Winners in the sealed-bid auction weren’t revealed. But gas producers active in northeast B.C. include EnCana Corp., Talisman Energy Inc., Apache Canada Ltd. and Canadian Natural Resources Ltd.
B.C. has raised $600 million through its sales of oil and gas properties this year, and is closing in on Alberta’s tally of $636 million to date.
The oilpatch investment in B.C. is as welcome as rain for the forest fire-scorched province, where the government last week cut the expected GDP growth for 2003 to just 1.5 per cent – down from an earlier forecast of 2.4 per cent.
TIME TO TRIM
Tiny UTS Energy Corp. is trying to swallow the much bigger stake of TrueNorth Energy Corp.’s interest in the shelved $3.5-billion Fort Hills oilsands project near Fort McMurray.
If UTS were smart, it would also trim the project a little, to save money and make it more palatable to environmental groups. UTS, which employs only six people, wants to buy TrueNorth’s 78-per-cent interest in the proposed open-pit oilsands mine, to try to get the project moving again.

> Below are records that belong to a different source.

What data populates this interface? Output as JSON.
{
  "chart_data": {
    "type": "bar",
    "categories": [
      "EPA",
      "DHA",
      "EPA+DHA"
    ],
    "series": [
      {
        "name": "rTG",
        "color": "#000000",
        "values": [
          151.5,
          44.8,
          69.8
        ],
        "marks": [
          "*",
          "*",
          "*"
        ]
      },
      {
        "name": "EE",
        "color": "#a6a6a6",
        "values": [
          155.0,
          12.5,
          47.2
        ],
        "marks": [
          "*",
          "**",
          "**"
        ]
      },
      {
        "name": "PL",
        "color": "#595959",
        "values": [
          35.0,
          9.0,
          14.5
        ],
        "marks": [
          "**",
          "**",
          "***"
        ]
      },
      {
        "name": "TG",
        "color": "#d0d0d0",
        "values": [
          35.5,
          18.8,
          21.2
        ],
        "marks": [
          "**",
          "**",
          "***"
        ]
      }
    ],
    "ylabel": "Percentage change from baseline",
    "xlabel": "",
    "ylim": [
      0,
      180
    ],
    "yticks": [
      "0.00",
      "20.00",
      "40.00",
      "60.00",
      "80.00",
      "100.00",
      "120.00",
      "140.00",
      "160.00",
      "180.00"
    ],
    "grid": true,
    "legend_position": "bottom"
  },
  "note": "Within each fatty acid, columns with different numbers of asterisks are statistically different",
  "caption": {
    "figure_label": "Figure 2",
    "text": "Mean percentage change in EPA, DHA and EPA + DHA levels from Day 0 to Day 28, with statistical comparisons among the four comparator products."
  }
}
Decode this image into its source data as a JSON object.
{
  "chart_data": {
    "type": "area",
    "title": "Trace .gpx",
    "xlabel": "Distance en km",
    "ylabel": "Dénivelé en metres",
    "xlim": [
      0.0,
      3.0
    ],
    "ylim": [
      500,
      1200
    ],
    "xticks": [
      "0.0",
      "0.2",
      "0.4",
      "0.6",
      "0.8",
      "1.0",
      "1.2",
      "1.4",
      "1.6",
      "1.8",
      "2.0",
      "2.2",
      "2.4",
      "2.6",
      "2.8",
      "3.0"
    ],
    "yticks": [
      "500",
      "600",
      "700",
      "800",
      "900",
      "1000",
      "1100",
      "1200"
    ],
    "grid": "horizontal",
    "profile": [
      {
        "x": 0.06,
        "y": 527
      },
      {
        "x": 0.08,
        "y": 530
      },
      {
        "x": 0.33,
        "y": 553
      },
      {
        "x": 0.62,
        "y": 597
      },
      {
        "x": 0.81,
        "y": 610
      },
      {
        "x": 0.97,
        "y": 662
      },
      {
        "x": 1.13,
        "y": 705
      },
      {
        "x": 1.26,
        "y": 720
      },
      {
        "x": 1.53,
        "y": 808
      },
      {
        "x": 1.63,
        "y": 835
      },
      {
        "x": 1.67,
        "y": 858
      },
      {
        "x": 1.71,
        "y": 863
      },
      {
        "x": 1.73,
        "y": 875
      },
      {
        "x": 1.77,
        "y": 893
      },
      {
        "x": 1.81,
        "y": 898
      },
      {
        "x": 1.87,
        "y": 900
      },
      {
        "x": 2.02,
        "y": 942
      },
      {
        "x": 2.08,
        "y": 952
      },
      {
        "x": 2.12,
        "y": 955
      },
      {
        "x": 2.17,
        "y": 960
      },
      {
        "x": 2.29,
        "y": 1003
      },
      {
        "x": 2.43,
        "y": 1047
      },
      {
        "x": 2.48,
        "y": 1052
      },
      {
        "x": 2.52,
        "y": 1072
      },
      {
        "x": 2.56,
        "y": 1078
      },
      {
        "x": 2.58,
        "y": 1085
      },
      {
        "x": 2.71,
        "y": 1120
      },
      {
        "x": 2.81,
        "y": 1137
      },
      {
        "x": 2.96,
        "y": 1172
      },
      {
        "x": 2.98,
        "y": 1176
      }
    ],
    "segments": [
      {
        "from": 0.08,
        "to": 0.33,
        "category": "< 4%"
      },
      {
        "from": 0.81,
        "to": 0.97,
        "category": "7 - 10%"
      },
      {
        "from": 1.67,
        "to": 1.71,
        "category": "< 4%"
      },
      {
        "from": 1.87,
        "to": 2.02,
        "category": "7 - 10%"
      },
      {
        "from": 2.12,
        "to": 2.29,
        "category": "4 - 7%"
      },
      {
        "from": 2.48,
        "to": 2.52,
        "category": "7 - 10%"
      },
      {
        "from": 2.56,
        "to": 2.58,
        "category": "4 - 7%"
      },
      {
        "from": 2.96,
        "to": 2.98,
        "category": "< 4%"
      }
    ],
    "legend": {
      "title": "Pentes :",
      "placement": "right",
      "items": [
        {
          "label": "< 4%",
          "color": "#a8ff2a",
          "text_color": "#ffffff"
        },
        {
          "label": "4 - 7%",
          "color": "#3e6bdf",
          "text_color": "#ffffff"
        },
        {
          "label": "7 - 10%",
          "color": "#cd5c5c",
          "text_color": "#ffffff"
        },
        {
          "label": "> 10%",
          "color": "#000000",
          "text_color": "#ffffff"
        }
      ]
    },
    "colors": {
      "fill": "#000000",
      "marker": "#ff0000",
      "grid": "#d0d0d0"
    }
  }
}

TrueNorth, after receiving conditional approval from provincial regulators, put the project on hold in January. The company cited its inability to find a financial partner and uncertainty about the cost of reducing greenhouse gas emissions under the Kyoto accord.
But under its approval conditions, TrueNorth also faced a series of costly measures aimed at protecting the McClelland Lake complex, a significant, rare peat wetlands. The operation would have directly affected almost half of this ecologically sensitive area.
Conservationists say the area could be protected by making just over four per cent of TrueNorth’s original 3,450-square-kilometre mining area into an ecological reserve.
It’s something UTS should seriously consider. It might prevent a lot of indigestion.